Nella piazza principale si affaccia la quattrocentesca chiesa del SS. Sacramento, il cui portale presenta un rilievo dove è raffigurata una Madonna con Bambino. Nella chiesa del Rosario è invece esposta sulla parete d'ingresso una «Madonna della Misericordia e Santi» di scuola marchigiana del '500. In prossimità della piazza Nova si trova il belvedere, da cui è possibile ammirare l'incantevole paesaggio dell'Adriatico e del Monte Conero.

... Pagina 2/2 ... E' tuttavia il mare ciò che rende famosa Sirolo; il riconoscimento di Bandiera Blu europea conferitole annualmente è il frutto di un'attenta gestione del territorio che, pur dovendo far fronte a numeri importanti in termini di afflusso turistico, ha saputo conservare pressoché intatte le proprie spiagge.

Il fiore all'occhiello di queste è senza dubbio la spiaggia delle Due Sorelle, che deve la propria denominazione ai due scogli che emergono dall'acqua a pochi metri dalla riva: spiaggia di ghiaia bianca e acque turchesi sono tutto ciò che vi si può trovare, perché fortunatamente qui non esistono servizi e l'unico modo per raggiungerla è via mare.

La spiaggia di San Michele e Sassi neri, in realtà due spiagge separate da un tratto di falesia.

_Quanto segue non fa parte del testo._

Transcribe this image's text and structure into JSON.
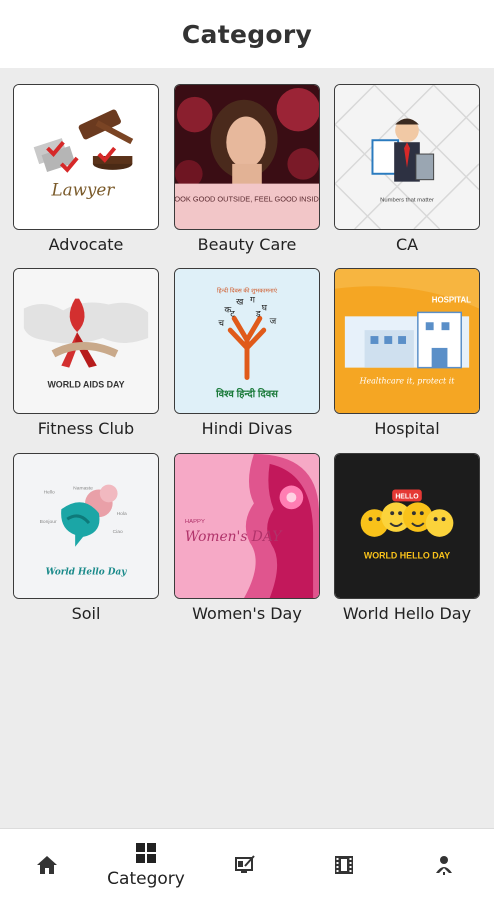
{
  "header": {
    "title": "Category"
  },
  "categories": [
    {
      "label": "Advocate",
      "thumb_text": "Lawyer"
    },
    {
      "label": "Beauty Care",
      "thumb_text": "LOOK GOOD OUTSIDE, FEEL GOOD INSIDE"
    },
    {
      "label": "CA",
      "thumb_text": ""
    },
    {
      "label": "Fitness Club",
      "thumb_text": "WORLD AIDS DAY"
    },
    {
      "label": "Hindi Divas",
      "thumb_text": "विश्व हिन्दी दिवस"
    },
    {
      "label": "Hospital",
      "thumb_text": "HOSPITAL",
      "thumb_subtext": "Healthcare it, protect it"
    },
    {
      "label": "Soil",
      "thumb_text": "World Hello Day"
    },
    {
      "label": "Women's Day",
      "thumb_text": "Women's DAY",
      "thumb_pre": "HAPPY"
    },
    {
      "label": "World Hello Day",
      "thumb_text": "WORLD HELLO DAY"
    }
  ],
  "bottom_nav": [
    {
      "icon": "home-icon",
      "label": ""
    },
    {
      "icon": "grid-icon",
      "label": "Category",
      "active": true
    },
    {
      "icon": "design-icon",
      "label": ""
    },
    {
      "icon": "video-icon",
      "label": ""
    },
    {
      "icon": "profile-icon",
      "label": ""
    }
  ],
  "colors": {
    "header_bg": "#ffffff",
    "page_bg": "#ececec",
    "text": "#222222"
  }
}
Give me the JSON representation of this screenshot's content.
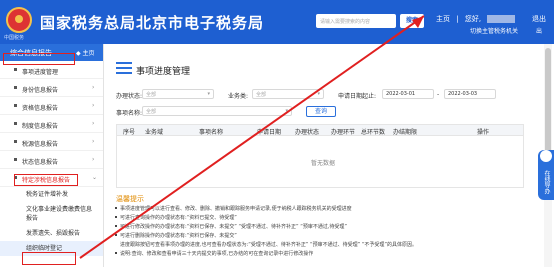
{
  "header": {
    "app_title": "国家税务总局北京市电子税务局",
    "logo_sub": "中国税务",
    "search_placeholder": "请输入需要搜索的内容",
    "search_button": "搜索",
    "home_link": "主页",
    "greeting": "您好,",
    "logout": "退出",
    "switch_role": "切换主管税务机关",
    "exit_short": "出"
  },
  "sidebar": {
    "title": "综合信息报告",
    "home": "◆ 主页",
    "items": [
      {
        "label": "事项进度管理"
      },
      {
        "label": "身份信息报告"
      },
      {
        "label": "资格信息报告"
      },
      {
        "label": "制度信息报告"
      },
      {
        "label": "税源信息报告"
      },
      {
        "label": "状态信息报告"
      },
      {
        "label": "特定涉税信息报告"
      }
    ],
    "subitems": [
      {
        "label": "税务证件增补发"
      },
      {
        "label": "文化事业建设费缴费信息报告"
      },
      {
        "label": "发票遗失、损毁报告"
      },
      {
        "label": "组织临时登记"
      }
    ]
  },
  "main": {
    "page_title": "事项进度管理",
    "filters": {
      "matter_name_label": "办理状态:",
      "matter_name_value": "全部",
      "business_label": "业务类:",
      "business_value": "全部",
      "date_label": "申请日期起止:",
      "date_start": "2022-03-01",
      "date_sep": "-",
      "date_end": "2022-03-03",
      "item_name_label": "事项名称:",
      "item_name_value": "全部",
      "query_button": "查询"
    },
    "columns": [
      "序号",
      "业务域",
      "事项名称",
      "申请日期",
      "办理状态",
      "办理环节",
      "总环节数",
      "办结期限",
      "操作"
    ],
    "no_data": "暂无数据",
    "tips_title": "温馨提示",
    "tips": [
      "事项进度管理可以进行查看、修改、删除、撤销和跟踪服务申请记录,便于纳税人跟踪税务机关的受理进度",
      "可进行查询操作的办理状态有:“资料已提交、待受理”",
      "可进行修改操作的办理状态有:“资料已保存、未提交” “受理不通过、待补齐补正” “预审不通过,待受理”",
      "可进行删除操作的办理状态有:“资料已保存、未提交”",
      "进度跟踪按钮可查看事项办理的进度,也可查看办理状态为:“受理不通过、待补齐补正” “预审不通过、待受理” “不予受理”的具体原因。",
      "说明:查询、修改和查看申请三十天内提交的事项,已办结的可在查询记录中进行修改操作"
    ]
  },
  "float_tool": {
    "label": "在线导办"
  },
  "colors": {
    "header_blue": "#1e5fd1",
    "accent_blue": "#2a6fdb",
    "annotation_red": "#e02020",
    "tips_orange": "#e08a00"
  }
}
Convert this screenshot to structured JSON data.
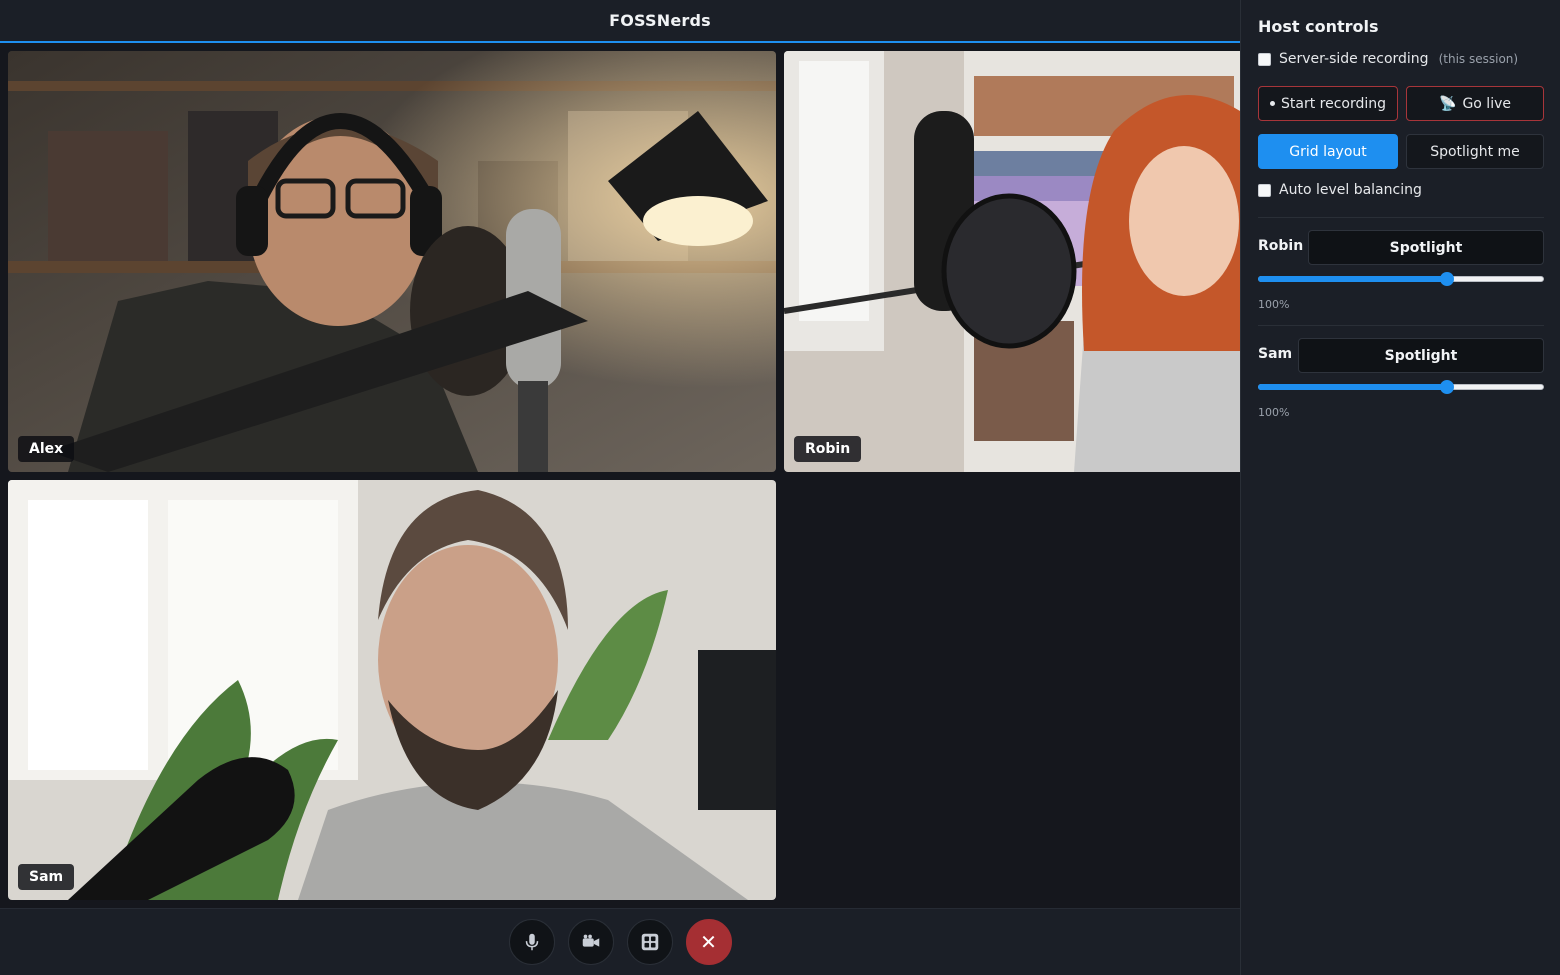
{
  "header": {
    "title": "FOSSNerds"
  },
  "participants": [
    {
      "name": "Alex"
    },
    {
      "name": "Robin"
    },
    {
      "name": "Sam"
    }
  ],
  "toolbar": {
    "mic_icon": "microphone-icon",
    "camera_icon": "video-camera-icon",
    "layout_icon": "grid-layout-icon",
    "leave_glyph": "✕"
  },
  "host_controls": {
    "title": "Host controls",
    "server_recording": {
      "label": "Server-side recording",
      "hint": "(this session)",
      "checked": false
    },
    "start_recording_label": "Start recording",
    "go_live_glyph": "📡",
    "go_live_label": "Go live",
    "grid_layout_label": "Grid layout",
    "spotlight_me_label": "Spotlight me",
    "auto_level": {
      "label": "Auto level balancing",
      "checked": false
    },
    "participants": [
      {
        "name": "Robin",
        "spotlight_label": "Spotlight",
        "volume_percent": 100,
        "volume_text": "100%",
        "slider_fraction": 0.66
      },
      {
        "name": "Sam",
        "spotlight_label": "Spotlight",
        "volume_percent": 100,
        "volume_text": "100%",
        "slider_fraction": 0.66
      }
    ]
  },
  "colors": {
    "accent": "#1e8ff0",
    "danger": "#a52f33",
    "panel": "#1b1f27",
    "background": "#15171d"
  }
}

Entrambe caratterizzate da ghiaia e rupi scoscese, ma accanto ai tratti liberi presenta alcuni stabilimenti balneari proprio come la spiaggia Urbani, una piccola baia racchiusa fra una rupe e una posa di scogli immersa nella natura. La parte chiamata Sassi Neri adatta a chi amasse qualcosa di più aspro e selvaggio, frequentata perlopiù da da nudisti. Per raggiungerla si può optare per una camminata dal Parco della Repubblica oppure per un passaggio in autobus durante la stagione estiva (corse ogni 30 minuti); negli altri periodi dell'anno è comodamente raggiungibile anche in auto.

In generale tanto il litorale nord quanto il litorale sud sono apprezzati proprio per lo scarso intervento dell'uomo: a dominare il paesaggio sono infatti la natura del Monte Conero, le scogliere a strapiombo sul mare e l'azzurro dell'Adriatico, mentre le strutture balneari sono ridotte al minimo. Agli amanti degli sport acquatici – in particolare gli appassionati di windsurf e kitesurf – si segnala che qui si possono trovare anche le condizioni ideali per la pratica di tali attività.

Per raggiungere Sirolo in auto percorrendo l'autostrada A14 si può uscire a Porto Recanati-Loreto o ad Ancona Sud-Osimo e da lì seguire le indicazioni delle strade provinciali; in alternativa si può percorrere la SS16 Adriatica e successivamente servirsi delle provinciali. Per quanti si spostassero in treno, aereo o nave, considerando che il paese non è servito dalla ferrovia, si consiglia di tenere come riferimento Ancona, grazie al discreto numero di trasporti e collegamenti per tutta la regione e la relativa vicinanza a Sirolo.